A recent paper from the Bank for International Settlements (BIS) on bond ETF liquidity, a summary of which can be read here, has shown ETF issuers and authorised participants (APs) are engaged in a game of cat and mouse during the creation-redemption process.
The paper, entitled The anatomy of bond ETF arbitrage, said APs are responsible for warehousing huge numbers of riskier and illiquid bonds during periods of rapidly vanishing liquidity.
What it said was during periods of market stress such as last March, ETF issuers put only the illiquid and riskier bonds in redemption baskets for APs to take on.
This, the report said, allowed issuers to reassure non-running investors that their ETFs had higher than average quality bonds in the portfolios which in turn could prevent further contagion risks.

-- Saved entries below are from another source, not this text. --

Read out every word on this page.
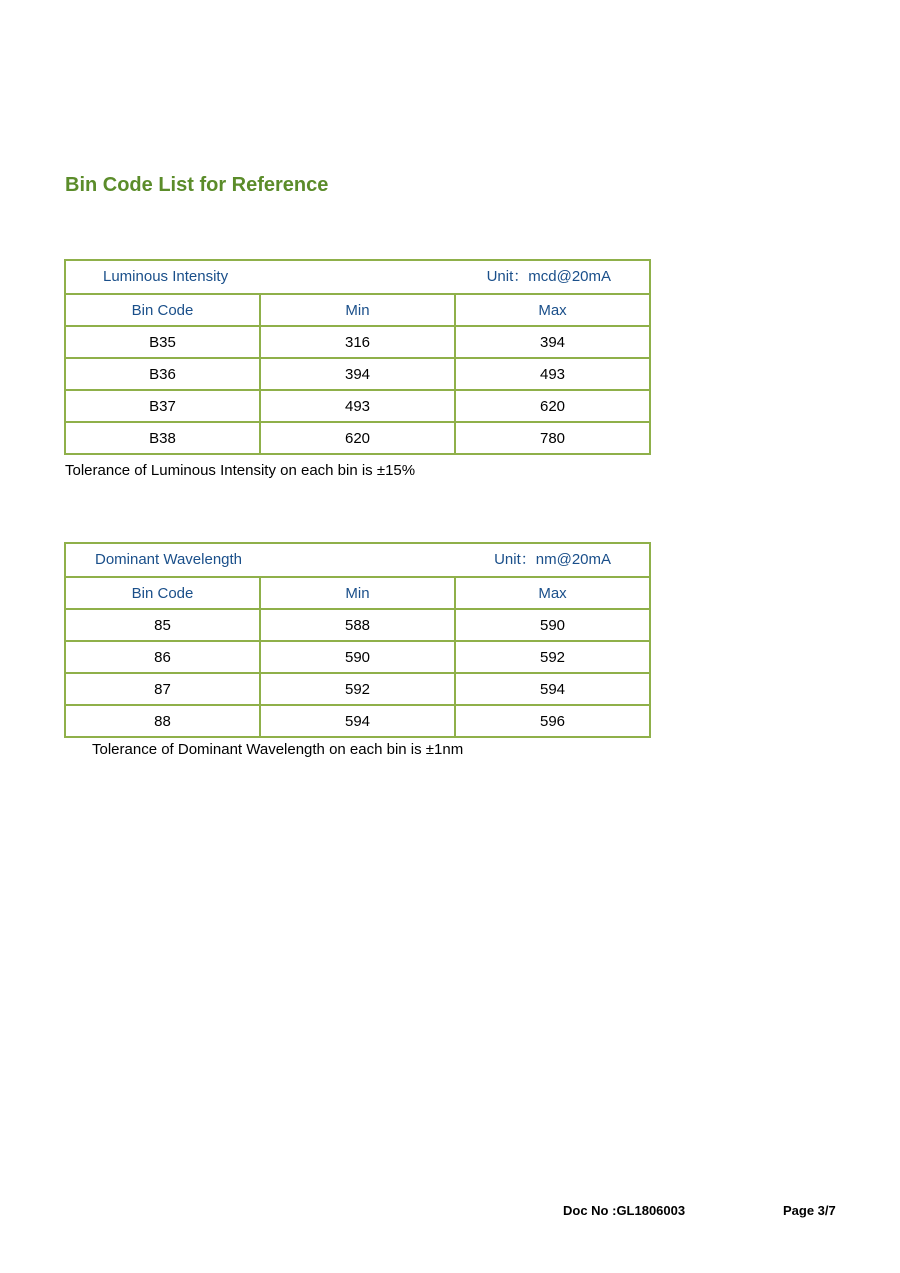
Bin Code List for Reference
Luminous Intensity Unit：mcd@20mA		

Bin Code	Min	Max
B35	316	394
B36	394	493
B37	493	620
B38	620	780
Tolerance of Luminous Intensity on each bin is ±15%
Dominant Wavelength Unit：nm@20mA		

Bin Code	Min	Max
85	588	590
86	590	592
87	592	594
88	594	596
Tolerance of Dominant Wavelength on each bin is ±1nm
Doc No :GL1806003	Page 3/7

“Such a stabilisation mechanism was arguably in place during the March 2020 episode when some ETFs traded at a discount while redeeming baskets that were more illiquid than the holdings.”
However, the big question that arises from this is why would APs be prepared to allow riskier bonds onto their books, especially during periods of rapidly vanishing liquidity?
It is important to remember APs have no legal obligation to create or redeem ETF shares and therefore can walk away from a market if they choose to.
The answer is APs do not have a choice which bonds they receive from the ETF issuer in a redemption basket. As a result, they already price in the worst basket possible.
If APs do not want to take on the risk of those bond ETF redemptions then this can drive even higher discounts to net asset value (NAV), a factor that was in play during last March's volatility.
With bond ETF creation-redemption baskets not mirroring the underlying index holdings, this means APs can also move bonds they do not want on their books to the ETF issuer.
In fact, industry sources have told ETF Stream that APs do offload bonds they no longer want to warehouse into the ETF creation baskets, especially investment banks that run active businesses alongside their AP duties.
What happens is ETF issuers provide a set of guidelines to follow such as sector and country weights and APs will look to wrap the worst bonds they have within those guidelines into a basket.
Why would ETF issuers allow this? In author Karafmil Todorov’s words, they are incentivised to maintain a long-term relationship with APs which leads to differences between baskets and holdings.
As Todorov said: “APs of bond ETFs could also propose bonds that are not in the published basket but facilitate their role as dealers.”
However, he did add the ultimate decision lies with the ETF issuer when choosing to accept an AP’s proposal or not.
The question that remains is how big of an impact do the bad bonds that sneak into the creation basket have on the performance of a bond ETF. Plenty of food for thought for investors.